/HSLdevcom-dbclient

Database client for Pelias import pipelines

Primary LanguageJavaScript

This repository is part of the Pelias project. Pelias is an open-source, open-data geocoder originally sponsored by Mapzen. Our official user documentation is here.

Pelias Elasticsearch database client

This module provides a Node.js stream for bulk-inserting documents into Elasticsearch.

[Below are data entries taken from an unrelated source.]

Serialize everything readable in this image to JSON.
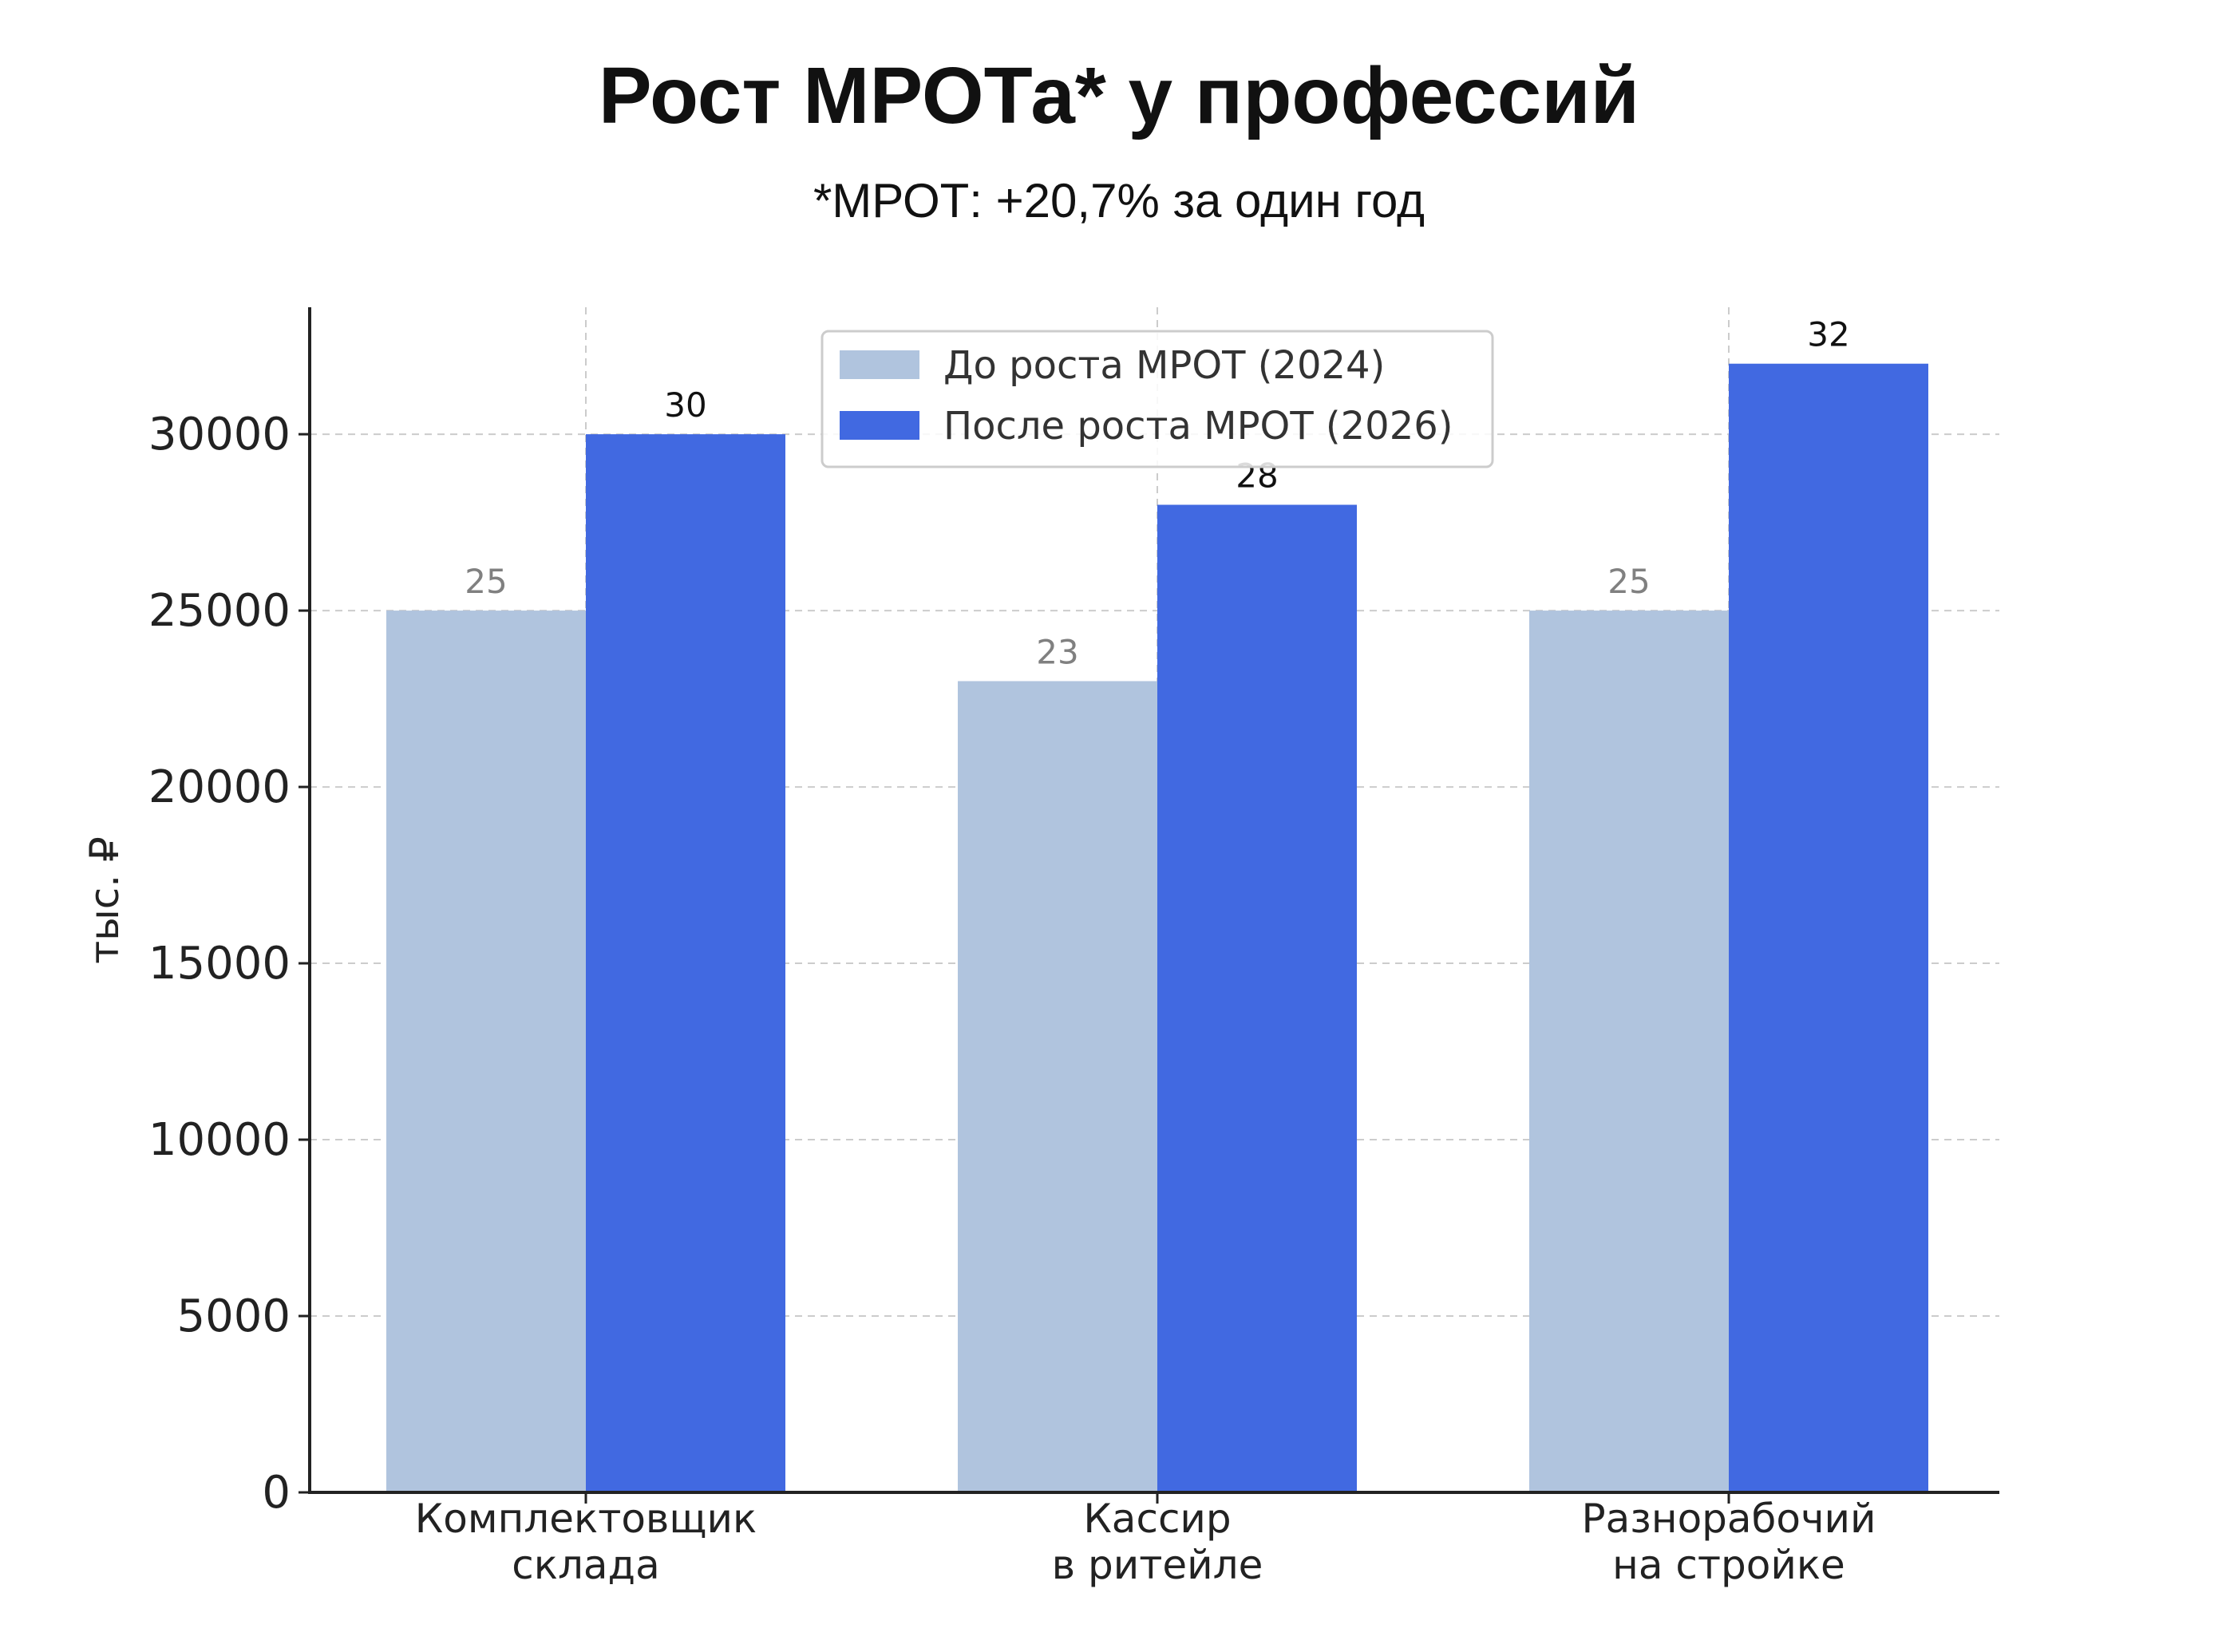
{
  "chart_data": {
    "type": "bar",
    "title": "Рост МРОТа* у профессий",
    "subtitle": "*МРОТ: +20,7% за один год",
    "ylabel": "тыс. ₽",
    "xlabel": "",
    "ylim": [
      0,
      33600
    ],
    "yticks": [
      0,
      5000,
      10000,
      15000,
      20000,
      25000,
      30000
    ],
    "ytick_labels": [
      "0",
      "5000",
      "10000",
      "15000",
      "20000",
      "25000",
      "30000"
    ],
    "categories": [
      [
        "Комплектовщик",
        "склада"
      ],
      [
        "Кассир",
        "в ритейле"
      ],
      [
        "Разнорабочий",
        "на стройке"
      ]
    ],
    "series": [
      {
        "name": "До роста МРОТ (2024)",
        "color": "#b0c4de",
        "label_color": "#808080",
        "values": [
          25000,
          23000,
          25000
        ],
        "labels": [
          "25",
          "23",
          "25"
        ]
      },
      {
        "name": "После роста МРОТ (2026)",
        "color": "#4169e1",
        "label_color": "#111111",
        "values": [
          30000,
          28000,
          32000
        ],
        "labels": [
          "30",
          "28",
          "32"
        ]
      }
    ],
    "grid": true,
    "legend_position": "top-center"
  }
}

Build Status Greenkeeper badge

Install Dependencies

$ npm install

Usage

This module returns “streamFactory” —a function that produces a transforming stream. The stream puts documents into elasticsearch during import pipeline. Note: this stream triggers finish event only after all documents are stored into elasticsearch.

'use strict';

// some_importer.js

const streamify = require('stream-array');
const through = require('through2');
const Document = require('pelias-model').Document;
const dbMapper = require('pelias-model').createDocumentMapperStream;
const dbclient = require('pelias-dbclient');

const elasticsearch = require('elasticsearch');
const config = require('pelias-config').generate();
const elasticDeleteQuery = require('elastic-deletebyquery');

const timestamp = Date.now();

const stream = streamify([1, 2, 3])
  .pipe(through.obj((item, enc, next) => {
    const uniqueId = [ 'docType', item ].join(':'); // documents with the same id will be updated
    const doc = new Document( 'sourceType', 'venue', uniqueId );
    doc.timestamp = timestamp;
    next(null, doc);
  }))
  .pipe(dbMapper())
  .pipe(dbclient()); // put documents into elasticsearch

stream.on('finish', () => {
  // let's assume that documents with the same type but another timestamp (for example old copies)
  // have to be deleted
  const client = new elasticsearch.Client(config.esclient);
  elasticDeleteQuery(client);

  const options = {
    index: config.schema.indexName,
    type: 'venue',
    body: {
      query: {
        "bool": {
          "must": [
            {"term": { "source":  "sourceType" }}
          ],
          "must_not": [
            {"term": { "timestamp":  timestamp }}
          ]
        }
      }
    }
  };

  client.deleteByQuery(options, (err, response) => {
    console.log('The elements deleted are: %s', response.elements);
  });
});

Update ES index by adding new fields to existing docs

var client = peliasDbclient({
    merge: true,
    mergeFields: ['name'],     // optional list of fields that need merging (default = whole doc)
    mergeAssignFrom: ['name'], // to keep the phrase field valid when name changes.
    mergeAssignTo: ['phrase']  // target field for each 'From' array entry above.
                               // mergeAssignFrom.length must match mergeAssignTo.length
  });
  // Index as usual. Whenever document ids match, the new data updates the old doc.

Contributing

Please fork and pull request against upstream master on a feature branch.

Pretty please; provide unit tests and script fixtures in the test directory.

Running Unit Tests

$ npm test

Continuous Integration

Travis tests every release against all currently supported Node.js versions.